Santa Barbara residents who are thinking insurance money will flow in easily to rebuild homes burned in the Jesusita Fire may have to think again.
Many of the 78 destroyed houses sat in high-risk areas where it’s tough to get robust policies, and a sagging economy means insurers and their backers will get aggressive in trying to limit payouts, insurance experts say.
Though the financial woes at insurance giants such as AIG happened in a parts of the companies walled off from homeowner policies, the big carriers are still hurting, said Dave Bender, an insurance policy enforcement attorney with Anderson Kill Wood & Bender in Ventura. Homeowners who suffered losses should be ready to get tough with their carriers, Bender said.
“It would not surprise me if we see some litigation arising out of this,” Bender said “You’ve got carriers who are going to be tough on claims, and you’ve got some sizeable losses because of the high value of homes in the Santa Barbara area.”
Further complicating matters, many of the homes damaged or destroyed in the Santa Barbara foothills sit in high-fire risk areas where insurers are reluctant to tread. And if private insurers do go there, the coverage may not be as robust as in areas farther from explosive chaparral.
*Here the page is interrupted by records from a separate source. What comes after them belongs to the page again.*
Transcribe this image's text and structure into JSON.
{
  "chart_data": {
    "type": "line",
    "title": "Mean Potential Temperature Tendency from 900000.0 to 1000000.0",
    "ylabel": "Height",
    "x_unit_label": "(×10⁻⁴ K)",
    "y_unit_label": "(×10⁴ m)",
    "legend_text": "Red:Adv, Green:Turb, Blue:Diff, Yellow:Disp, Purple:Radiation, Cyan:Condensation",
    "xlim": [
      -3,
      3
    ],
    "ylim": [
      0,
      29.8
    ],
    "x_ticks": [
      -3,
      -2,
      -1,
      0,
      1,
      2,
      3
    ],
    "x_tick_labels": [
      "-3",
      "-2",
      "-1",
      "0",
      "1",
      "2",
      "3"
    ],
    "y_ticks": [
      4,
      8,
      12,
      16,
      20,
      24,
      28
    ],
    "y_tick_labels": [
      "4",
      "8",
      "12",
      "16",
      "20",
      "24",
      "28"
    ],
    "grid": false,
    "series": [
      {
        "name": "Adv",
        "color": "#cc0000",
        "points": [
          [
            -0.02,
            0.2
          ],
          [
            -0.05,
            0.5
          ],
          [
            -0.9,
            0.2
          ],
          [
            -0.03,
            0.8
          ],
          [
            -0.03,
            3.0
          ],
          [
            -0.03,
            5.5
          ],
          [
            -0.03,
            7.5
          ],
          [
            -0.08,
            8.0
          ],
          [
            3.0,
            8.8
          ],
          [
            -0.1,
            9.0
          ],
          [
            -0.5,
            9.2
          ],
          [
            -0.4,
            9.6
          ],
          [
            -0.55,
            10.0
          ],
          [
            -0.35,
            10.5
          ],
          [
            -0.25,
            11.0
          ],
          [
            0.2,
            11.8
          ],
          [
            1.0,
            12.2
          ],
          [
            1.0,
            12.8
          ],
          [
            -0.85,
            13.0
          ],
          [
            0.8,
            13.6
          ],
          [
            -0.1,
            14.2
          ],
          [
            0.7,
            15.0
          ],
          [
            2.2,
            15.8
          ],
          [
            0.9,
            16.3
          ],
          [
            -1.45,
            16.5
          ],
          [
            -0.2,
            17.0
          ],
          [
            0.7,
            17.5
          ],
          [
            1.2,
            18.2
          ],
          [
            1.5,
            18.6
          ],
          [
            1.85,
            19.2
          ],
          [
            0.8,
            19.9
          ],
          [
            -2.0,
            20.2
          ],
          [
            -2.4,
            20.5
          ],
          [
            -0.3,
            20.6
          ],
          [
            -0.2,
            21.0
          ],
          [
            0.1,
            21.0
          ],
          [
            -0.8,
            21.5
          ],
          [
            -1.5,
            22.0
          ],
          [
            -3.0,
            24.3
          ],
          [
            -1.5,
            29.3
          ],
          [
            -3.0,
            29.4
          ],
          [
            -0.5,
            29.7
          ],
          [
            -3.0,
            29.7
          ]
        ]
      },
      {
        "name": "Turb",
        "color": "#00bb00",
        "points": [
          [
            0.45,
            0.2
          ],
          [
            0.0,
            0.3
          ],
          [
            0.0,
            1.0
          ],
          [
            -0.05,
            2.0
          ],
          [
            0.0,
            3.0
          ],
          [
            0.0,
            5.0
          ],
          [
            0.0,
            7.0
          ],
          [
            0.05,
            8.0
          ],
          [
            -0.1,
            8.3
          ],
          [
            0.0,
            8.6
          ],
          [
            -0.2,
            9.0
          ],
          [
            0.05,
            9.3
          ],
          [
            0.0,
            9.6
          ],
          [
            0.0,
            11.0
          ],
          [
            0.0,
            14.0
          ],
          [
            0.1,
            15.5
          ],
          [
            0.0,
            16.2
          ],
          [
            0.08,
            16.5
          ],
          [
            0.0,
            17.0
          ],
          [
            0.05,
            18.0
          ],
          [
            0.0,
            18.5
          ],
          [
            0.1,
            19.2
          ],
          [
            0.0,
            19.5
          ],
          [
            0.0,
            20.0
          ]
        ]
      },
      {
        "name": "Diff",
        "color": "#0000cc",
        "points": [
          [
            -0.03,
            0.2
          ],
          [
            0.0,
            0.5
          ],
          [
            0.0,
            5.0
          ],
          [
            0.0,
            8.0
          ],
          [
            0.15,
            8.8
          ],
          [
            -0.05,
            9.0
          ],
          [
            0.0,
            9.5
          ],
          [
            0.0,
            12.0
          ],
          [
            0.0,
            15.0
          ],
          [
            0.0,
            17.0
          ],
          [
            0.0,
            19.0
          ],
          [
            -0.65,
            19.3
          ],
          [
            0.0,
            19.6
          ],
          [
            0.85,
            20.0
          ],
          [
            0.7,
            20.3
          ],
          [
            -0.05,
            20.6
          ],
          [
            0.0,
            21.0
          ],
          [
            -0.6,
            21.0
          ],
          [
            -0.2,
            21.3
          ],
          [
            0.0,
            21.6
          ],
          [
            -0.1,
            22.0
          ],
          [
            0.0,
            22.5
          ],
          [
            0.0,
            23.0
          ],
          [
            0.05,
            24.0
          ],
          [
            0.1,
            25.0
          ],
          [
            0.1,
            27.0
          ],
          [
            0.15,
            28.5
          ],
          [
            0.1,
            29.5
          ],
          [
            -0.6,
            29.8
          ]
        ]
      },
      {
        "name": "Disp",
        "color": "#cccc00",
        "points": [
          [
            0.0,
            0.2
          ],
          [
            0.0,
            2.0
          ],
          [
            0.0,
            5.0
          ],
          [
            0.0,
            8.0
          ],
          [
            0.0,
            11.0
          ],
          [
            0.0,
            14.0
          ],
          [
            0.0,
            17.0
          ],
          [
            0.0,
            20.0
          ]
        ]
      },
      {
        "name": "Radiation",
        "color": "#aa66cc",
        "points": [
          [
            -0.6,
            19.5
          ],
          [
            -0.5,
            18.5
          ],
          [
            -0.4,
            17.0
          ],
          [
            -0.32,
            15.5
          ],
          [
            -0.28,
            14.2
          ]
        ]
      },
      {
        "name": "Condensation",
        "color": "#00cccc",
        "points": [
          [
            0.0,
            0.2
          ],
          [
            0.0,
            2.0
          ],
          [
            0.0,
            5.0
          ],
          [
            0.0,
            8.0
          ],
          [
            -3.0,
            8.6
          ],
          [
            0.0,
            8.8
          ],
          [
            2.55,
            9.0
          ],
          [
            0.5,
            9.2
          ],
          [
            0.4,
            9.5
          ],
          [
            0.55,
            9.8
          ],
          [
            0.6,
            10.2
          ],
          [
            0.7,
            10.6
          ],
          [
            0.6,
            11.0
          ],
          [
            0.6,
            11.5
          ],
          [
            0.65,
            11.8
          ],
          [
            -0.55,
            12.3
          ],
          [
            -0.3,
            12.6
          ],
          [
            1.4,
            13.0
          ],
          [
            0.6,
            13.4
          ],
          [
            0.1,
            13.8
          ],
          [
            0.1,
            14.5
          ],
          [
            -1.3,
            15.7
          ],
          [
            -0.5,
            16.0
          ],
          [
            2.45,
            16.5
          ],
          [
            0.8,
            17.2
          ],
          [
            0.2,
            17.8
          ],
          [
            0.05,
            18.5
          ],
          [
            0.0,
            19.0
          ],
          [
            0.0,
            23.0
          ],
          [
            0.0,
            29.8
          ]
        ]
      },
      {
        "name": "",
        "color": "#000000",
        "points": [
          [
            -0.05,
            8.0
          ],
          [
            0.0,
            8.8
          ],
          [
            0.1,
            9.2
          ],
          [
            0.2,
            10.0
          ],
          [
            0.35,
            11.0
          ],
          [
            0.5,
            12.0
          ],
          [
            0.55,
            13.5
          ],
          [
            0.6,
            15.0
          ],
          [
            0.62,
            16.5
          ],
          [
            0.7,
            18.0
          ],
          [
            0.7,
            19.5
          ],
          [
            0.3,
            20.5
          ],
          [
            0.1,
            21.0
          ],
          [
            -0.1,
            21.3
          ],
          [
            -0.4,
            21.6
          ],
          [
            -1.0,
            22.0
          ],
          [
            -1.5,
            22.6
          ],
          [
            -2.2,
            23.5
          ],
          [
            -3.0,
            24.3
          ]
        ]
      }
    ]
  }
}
“The smarter underwriters know that even if brush is cleared a long way away, you get burning embers that go a mile or more,” said Randy Kinsling, a managing member in TWIW Insurance’s Ventura office. “When you get a hot enough fire, those things are like rockets. It has always been and will always be difficult to get underwriters interested in writing policies for Santa Barbara County.”
When no insurer will take on a home, the last option is the California Fair Plan, a limited policy made available in by legislation in the late 1960s and supplied by a consortium of private insurers. The Santa Barbara foothills are eligible for the coverage.
Mike Harris, a spokesman for the California Fair Plan, didn’t have an exact figure of how many homes in the Santa Barbara area are insured with the group. But he said the Fair Plan has received 46 claims related to the Jesusita Fire as of May 12, eight of which were total losses. The damage to California Fair Plan clients stands at about $15 million, but that figure could change as adjusters survey scenes.
The Fair Plan tops out at significantly less than the several million dollars that some of the homes in the Jesusita Fire’s path fetch. It also has limits on extra money for rebuilding.
“We only write up to a maximum of $1.5 million for structures or contents at any one location,” Harris said. “We know that’s just the guest house or the dog house up in Santa Barbara.”
But the good news is that more private insurers seem to be going into high-risk areas than in the past, said Sam Sorich, president of the Sacramento-based Association of California Insurance Companies, whose members write about 40 percent of policies in the state. Sorich said the Fair Plan’s market share has declined in recent years.
“There’s been a willingness of companies to compete for business to write more premiums, which is a healthy development,” Sorich said. “Even in the aftermath of some of the recent wildfires, companies have not been fearful of taking on risk.”
Premiums in Santa Barbara could rise, Sorich said. All insurance rate increases need approval from state regulators, but insurers have to take in account the losses they’ve seen in a given area.
One catastrophe usually doesn’t push up rates, Sorich explained, because insurers are required to take into account a longer time frame to “smooth out” loss trends after a big event. But the back-to-back disasters of the Jesusita Fire and November’s Tea Fire, where more than 200 homes burned, could move the needle.
“It will go into the calculations, no doubt about that,” Sorich said. “If you have a couple of events, the loss trend that’s used to predict future losses becomes more pronounced. Companies have an obligation to make sure the rates they’re charging will cover future losses, and the best science available is the actuarial calculations looking at past losses.”
Nearly all insurance is reinsured at some point. Bender, the insurance policy enforcement attorney, said many of the big losses in Jesusita Fire will probably be shifted to those reinsurers, who in turn will get tough on paying out – another possible source of upward pressure on rates.
“That’s not something that’s going to be felt by the homeowners who lost homes, but it’s something that in the long run may be felt by consumers,” Bender said. “The reinsurance market is as hard as the primary insurance market is right now when it comes to fulfilling claims.”
In addition to homeowners who lost property, many businesses suffered a loss of sales because of the Jesusita Fire and the evacuation warnings and orders that came with it.
Some of them may have insurance policies for business disruptions because of disaster, but it might be hard to get a payout, Bender said. Some policies require property damage to trigger any claim fulfillment.